Graduating seniors honored for commitment to postgraduate service

Author: John Guimond

From left, Rev. John I. Jenkins, C.S.C., Annie Selak, Terry Fitzgibbons, Rev. Ray Hammond, M.D., and Rev. Paul V. Kollman, C.S.C., join hands in prayer at the closing of the Center for Social Concerns’ Seniors Send-Off Ceremony From left, Rev. John I. Jenkins, C.S.C., Annie Selak, Terry Fitzgibbons, Rev. Ray Hammond, M.D., and Rev. Paul V. Kollman, C.S.C., join hands in prayer at the closing of the Center for Social Concerns’ Seniors Send-Off Ceremony

One hundred fifty-two University of Notre Dame graduating seniors embarking on a year or more of service in this country and abroad were honored during the University’s annual Service Send-Off ceremony on May 17 (Saturday) in the DeBartolo Performing Arts Center’s Leighton Concert Hall.

Rev. John I. Jenkins, C.S.C., president of the University of Notre Dame, commended the seniors for their commitment to service. Nearly a third of the graduates will join the Alliance for Catholic Education or programs that share its model to serve as educators in the nation’s Catholic schools. Some will serve in City Year, the Peace Corps and Teach for America. Others will mentor orphans in Africa, Latin America and the Caribbean; work to break the cycle of child abuse; or repair substandard housing in Appalachia. Still others will advocate for the rights of workers in the Southwest, foster spiritual formation in the nation’s parishes or provide a host of other services that match the mission of Notre Dame.

Annie Selak, rector for Walsh Hall, whose postgraduate experience included work through the Jesuit Volunteer Corps at Alternatives for Girls in Detroit, and Terry Fitzgibbons ‘04, rector in Duncan Hall, whose post-graduate experiences included teaching in Uganda through the Congregation of Holy Cross Overseas Lay Ministry Program, offered the gathered students a joint reflection on how their postgrad service transformed their lives, and, if open to it, how it will transform the students’ lives.

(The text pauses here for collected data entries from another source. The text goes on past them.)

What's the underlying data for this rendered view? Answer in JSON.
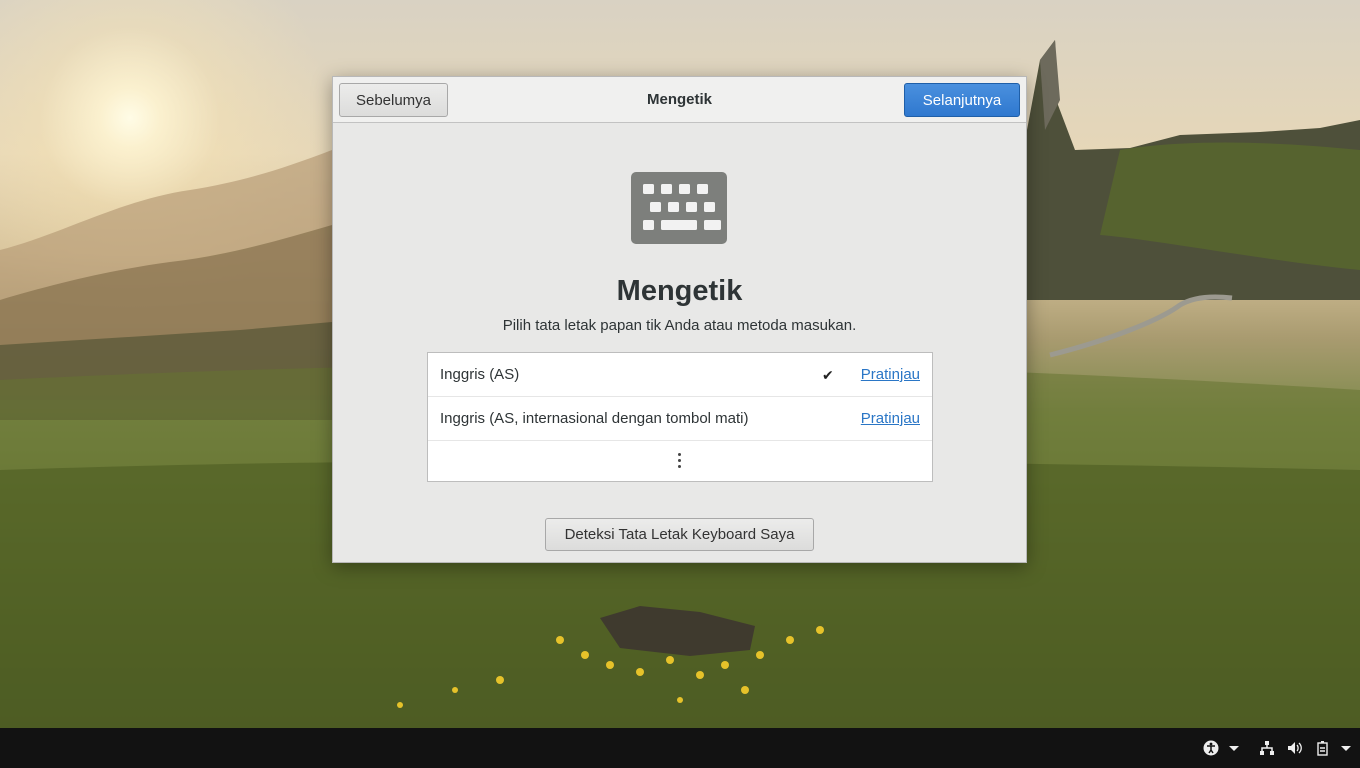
{
  "window": {
    "title": "Mengetik",
    "prev_label": "Sebelumya",
    "next_label": "Selanjutnya"
  },
  "main": {
    "icon": "keyboard-icon",
    "heading": "Mengetik",
    "subtitle": "Pilih tata letak papan tik Anda atau metoda masukan.",
    "layouts": [
      {
        "name": "Inggris (AS)",
        "selected": true,
        "preview_label": "Pratinjau"
      },
      {
        "name": "Inggris (AS, internasional dengan tombol mati)",
        "selected": false,
        "preview_label": "Pratinjau"
      }
    ],
    "more_icon": "vertical-ellipsis-icon",
    "detect_label": "Deteksi Tata Letak Keyboard Saya"
  },
  "taskbar": {
    "icons": [
      "accessibility-icon",
      "chevron-down-icon",
      "network-icon",
      "volume-icon",
      "battery-icon",
      "chevron-down-icon"
    ]
  },
  "colors": {
    "accent": "#3584e4",
    "link": "#2a76c6",
    "taskbar": "#121212"
  }
}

Selak said, “We may approach service to experience new things, to earn a master’s degree or to give to others. And while all these may happen, they really are just the filler in the margins. The real point of engaging in service is transformation. We enter into service to encounter others. And if we truly allow others into our lives … we will naturally be transformed.”

Fitzgibbons reminded the students, “This service send-off is a very nice occasion, where we should definitely celebrate. However, every day in your placements and hopefully every day afterward, there will be smaller justice send-offs. Justice, which asks the questions of why there is a need for service in the first place. Not just attending to the man on the side of the road, like the Good Samaritan did, but as Martin Luther King would say, fixing the whole Jericho road.”

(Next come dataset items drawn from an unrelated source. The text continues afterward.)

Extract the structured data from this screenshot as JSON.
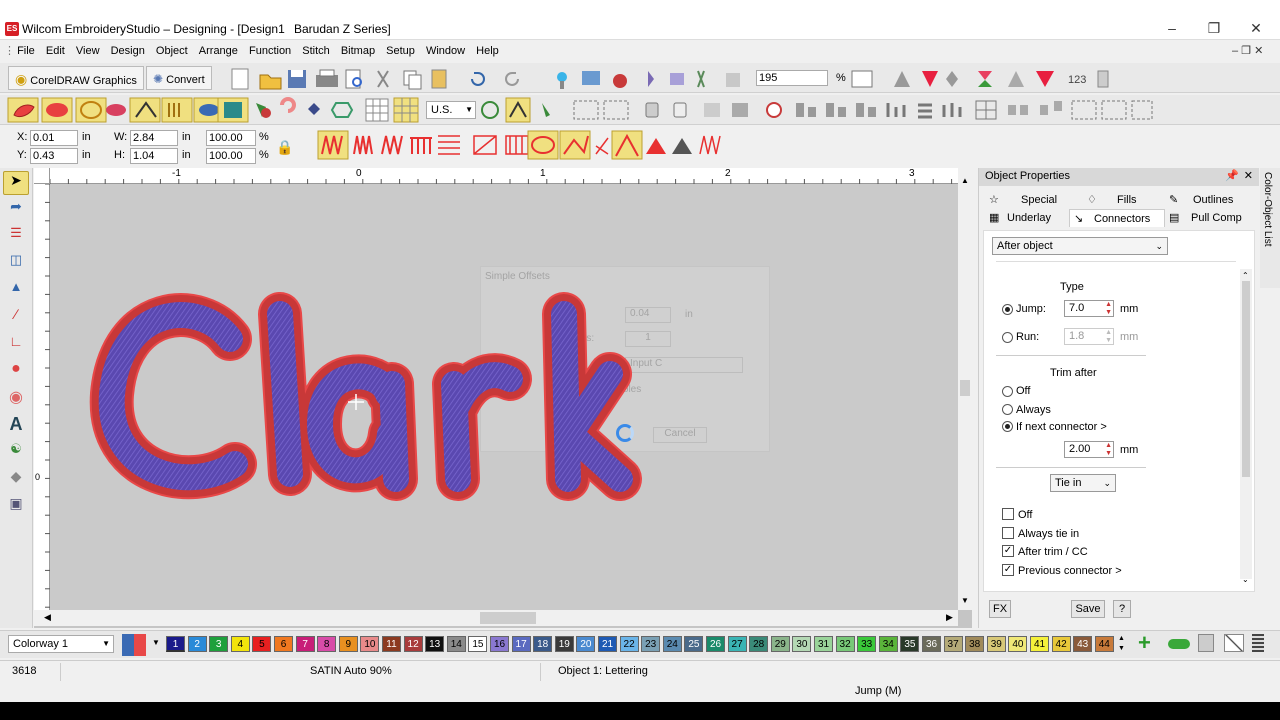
{
  "window": {
    "title": "Wilcom EmbroideryStudio – Designing - [Design1",
    "machine": "Barudan Z Series]",
    "app_badge": "ES"
  },
  "menu": [
    "File",
    "Edit",
    "View",
    "Design",
    "Object",
    "Arrange",
    "Function",
    "Stitch",
    "Bitmap",
    "Setup",
    "Window",
    "Help"
  ],
  "toolbar1": {
    "coreldraw_label": "CorelDRAW Graphics",
    "convert_label": "Convert",
    "zoom_value": "195",
    "zoom_unit": "%"
  },
  "toolbar2": {
    "units": "U.S."
  },
  "position": {
    "x_label": "X:",
    "x_value": "0.01",
    "x_unit": "in",
    "y_label": "Y:",
    "y_value": "0.43",
    "y_unit": "in",
    "w_label": "W:",
    "w_value": "2.84",
    "w_unit": "in",
    "h_label": "H:",
    "h_value": "1.04",
    "h_unit": "in",
    "w_pct": "100.00",
    "h_pct": "100.00",
    "pct_unit": "%"
  },
  "ruler": {
    "labels": [
      "-1",
      "0",
      "1",
      "2",
      "3"
    ],
    "left_labels": [
      "0"
    ]
  },
  "canvas": {
    "lettering": "Clark"
  },
  "ghost_dialog": {
    "title": "Simple Offsets",
    "value1": "0.04",
    "unit1": "in",
    "label2": "of offsets:",
    "value2": "1",
    "label3": "Input C",
    "label4": "e holes",
    "cancel": "Cancel"
  },
  "properties": {
    "title": "Object Properties",
    "tabs_row1": [
      "Special",
      "Fills",
      "Outlines"
    ],
    "tabs_row2": [
      "Underlay",
      "Connectors",
      "Pull Comp"
    ],
    "dropdown": "After object",
    "type_label": "Type",
    "jump_label": "Jump:",
    "jump_value": "7.0",
    "jump_unit": "mm",
    "run_label": "Run:",
    "run_value": "1.8",
    "run_unit": "mm",
    "trim_after_label": "Trim after",
    "trim_off": "Off",
    "trim_always": "Always",
    "trim_if_next": "If next connector >",
    "trim_value": "2.00",
    "trim_unit": "mm",
    "tie_in_dropdown": "Tie in",
    "tie_off": "Off",
    "always_tie_in": "Always tie in",
    "after_trim": "After trim / CC",
    "previous_connector": "Previous connector >",
    "fx_button": "FX",
    "save_button": "Save",
    "help_button": "?"
  },
  "side_tab_label": "Color-Object List",
  "colorway": {
    "label": "Colorway 1",
    "swatches": [
      {
        "n": "1",
        "c": "#1a1a8a",
        "t": "#fff"
      },
      {
        "n": "2",
        "c": "#2a8ad8",
        "t": "#fff"
      },
      {
        "n": "3",
        "c": "#1ea03c",
        "t": "#fff"
      },
      {
        "n": "4",
        "c": "#f2e40c",
        "t": "#000"
      },
      {
        "n": "5",
        "c": "#e82020",
        "t": "#000"
      },
      {
        "n": "6",
        "c": "#f07820",
        "t": "#000"
      },
      {
        "n": "7",
        "c": "#c81e78",
        "t": "#fff"
      },
      {
        "n": "8",
        "c": "#d84ca8",
        "t": "#000"
      },
      {
        "n": "9",
        "c": "#e89020",
        "t": "#000"
      },
      {
        "n": "10",
        "c": "#e88a8a",
        "t": "#000"
      },
      {
        "n": "11",
        "c": "#8c3a20",
        "t": "#fff"
      },
      {
        "n": "12",
        "c": "#a83c3c",
        "t": "#fff"
      },
      {
        "n": "13",
        "c": "#101010",
        "t": "#fff"
      },
      {
        "n": "14",
        "c": "#8a8a8a",
        "t": "#000"
      },
      {
        "n": "15",
        "c": "#ffffff",
        "t": "#000"
      },
      {
        "n": "16",
        "c": "#8a78d0",
        "t": "#000"
      },
      {
        "n": "17",
        "c": "#5a6ac0",
        "t": "#fff"
      },
      {
        "n": "18",
        "c": "#3a5a8a",
        "t": "#fff"
      },
      {
        "n": "19",
        "c": "#3a3a3a",
        "t": "#fff"
      },
      {
        "n": "20",
        "c": "#4a8ad0",
        "t": "#fff"
      },
      {
        "n": "21",
        "c": "#1e5ab4",
        "t": "#fff"
      },
      {
        "n": "22",
        "c": "#6ab4e8",
        "t": "#000"
      },
      {
        "n": "23",
        "c": "#7aa0b4",
        "t": "#000"
      },
      {
        "n": "24",
        "c": "#5a8ab0",
        "t": "#000"
      },
      {
        "n": "25",
        "c": "#4a6a8a",
        "t": "#fff"
      },
      {
        "n": "26",
        "c": "#1a8a6a",
        "t": "#fff"
      },
      {
        "n": "27",
        "c": "#3ab4b4",
        "t": "#000"
      },
      {
        "n": "28",
        "c": "#3a8a78",
        "t": "#000"
      },
      {
        "n": "29",
        "c": "#8ab48a",
        "t": "#000"
      },
      {
        "n": "30",
        "c": "#b4d8b4",
        "t": "#000"
      },
      {
        "n": "31",
        "c": "#9ad49a",
        "t": "#000"
      },
      {
        "n": "32",
        "c": "#78c878",
        "t": "#000"
      },
      {
        "n": "33",
        "c": "#3ac83a",
        "t": "#000"
      },
      {
        "n": "34",
        "c": "#5ab43a",
        "t": "#000"
      },
      {
        "n": "35",
        "c": "#2a3a2a",
        "t": "#fff"
      },
      {
        "n": "36",
        "c": "#6a6a5a",
        "t": "#fff"
      },
      {
        "n": "37",
        "c": "#b4aa78",
        "t": "#000"
      },
      {
        "n": "38",
        "c": "#a08a5a",
        "t": "#000"
      },
      {
        "n": "39",
        "c": "#d8c878",
        "t": "#000"
      },
      {
        "n": "40",
        "c": "#f0e878",
        "t": "#000"
      },
      {
        "n": "41",
        "c": "#f4f03a",
        "t": "#000"
      },
      {
        "n": "42",
        "c": "#e8c83a",
        "t": "#000"
      },
      {
        "n": "43",
        "c": "#8a5a3a",
        "t": "#fff"
      },
      {
        "n": "44",
        "c": "#c87a3a",
        "t": "#000"
      }
    ]
  },
  "status": {
    "stitch_count": "3618",
    "stitch_type": "SATIN Auto 90%",
    "object": "Object 1: Lettering",
    "connector": "Jump (M)"
  }
}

Jonathan Schommer ’14, who will participate in Notre Dame’s ESTEEM (Engineering, Science & Technology Entrepreneurship Excellence Masters) program, introduced Father Jenkins; Jiyeon Ahn ’14, who will serve with Farm of the Child in Honduras, introduced Selak and Fitzgibbons. Yuko Gruber ’14, who will serve with the L’Arche in Washington, D.C., introduced Rev. Paul V. Kollman, C.S.C., executive director of the Center for Social Concerns.

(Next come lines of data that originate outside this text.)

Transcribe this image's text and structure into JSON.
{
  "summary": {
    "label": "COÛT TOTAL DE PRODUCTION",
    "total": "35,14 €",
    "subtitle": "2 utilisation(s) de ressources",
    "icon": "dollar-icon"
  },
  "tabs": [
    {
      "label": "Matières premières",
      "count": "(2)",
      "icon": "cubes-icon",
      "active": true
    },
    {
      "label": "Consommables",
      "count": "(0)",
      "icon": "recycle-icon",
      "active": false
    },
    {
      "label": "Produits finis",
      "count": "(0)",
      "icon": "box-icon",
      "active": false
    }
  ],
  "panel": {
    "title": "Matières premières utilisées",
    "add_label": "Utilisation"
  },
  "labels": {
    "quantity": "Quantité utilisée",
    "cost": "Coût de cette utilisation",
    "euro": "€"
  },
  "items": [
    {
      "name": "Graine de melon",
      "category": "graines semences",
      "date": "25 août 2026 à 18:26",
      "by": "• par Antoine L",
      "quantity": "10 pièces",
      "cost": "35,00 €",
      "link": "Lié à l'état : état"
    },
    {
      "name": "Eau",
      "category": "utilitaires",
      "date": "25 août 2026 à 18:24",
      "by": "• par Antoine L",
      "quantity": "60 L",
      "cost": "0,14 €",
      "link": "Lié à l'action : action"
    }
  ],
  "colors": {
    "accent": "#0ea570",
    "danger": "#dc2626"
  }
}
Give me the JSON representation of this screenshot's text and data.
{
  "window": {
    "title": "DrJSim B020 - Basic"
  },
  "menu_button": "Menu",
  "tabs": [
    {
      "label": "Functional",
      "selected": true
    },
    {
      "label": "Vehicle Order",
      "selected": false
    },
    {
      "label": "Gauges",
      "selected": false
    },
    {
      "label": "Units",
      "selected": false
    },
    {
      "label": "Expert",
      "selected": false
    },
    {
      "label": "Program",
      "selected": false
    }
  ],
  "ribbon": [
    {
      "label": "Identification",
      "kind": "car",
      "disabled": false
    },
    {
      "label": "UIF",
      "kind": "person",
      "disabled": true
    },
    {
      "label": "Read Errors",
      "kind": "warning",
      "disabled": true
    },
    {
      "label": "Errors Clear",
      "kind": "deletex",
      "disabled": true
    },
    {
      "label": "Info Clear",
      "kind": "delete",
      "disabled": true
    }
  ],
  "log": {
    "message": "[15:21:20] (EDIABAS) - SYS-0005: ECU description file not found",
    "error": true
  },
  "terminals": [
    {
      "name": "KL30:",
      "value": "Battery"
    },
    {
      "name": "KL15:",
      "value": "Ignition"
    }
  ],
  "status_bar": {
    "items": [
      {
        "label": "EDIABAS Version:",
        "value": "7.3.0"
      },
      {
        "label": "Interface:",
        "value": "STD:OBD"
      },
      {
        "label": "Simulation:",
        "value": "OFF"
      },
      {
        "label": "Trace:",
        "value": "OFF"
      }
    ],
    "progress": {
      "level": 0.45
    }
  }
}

In introducing Father Jenkins, Schommer offered that the words of Dorothy Day, “‘You love God as much as you love the one you love the least,’ have been this pestering voice of conscience as I’ve tried to build genuine relationships. As much as I can look at my experience as one of being present to the joys in my life, I think it would also be true to say that my time at Notre Dame has been an experience of finding the things I love the least.”

In introducing Fitzgibbons and Selak, Ahn recalled an experience in Kolkata working with Mother Teresa’s Missionaries of Charity as part of an International Summer Service Program that transformed the way she understood service. “You. Did. It. To. Me. Shortened from a passage of the Last Judgment in Matthew 25, the ‘five-finger gospel’ gives meaning to the work — to feed the hungry, give drink to the thirsty, clothe the naked and visit the imprisoned. It meant that the patients I served in the home for the destitute and dying, the children I danced with in the classroom every morning, the slum children who taught me Bengali — they were all Jesus.”

In introducing Father Kollman, Gruber spoke of how blessed she has been to participate in programs offered through the Center for Social Concerns and at the University. “Learning to recognize the fruits of life in community is one of the greatest blessings I have received through my experiences in the Center for Social Concerns.”

Many of the graduates became involved in service and social action through the programs and courses of the Center for Social Concerns. They join a community of many thousands of Notre Dame alumni who have chosen postgraduate volunteer service since the Center for Social Concerns was founded in 1983.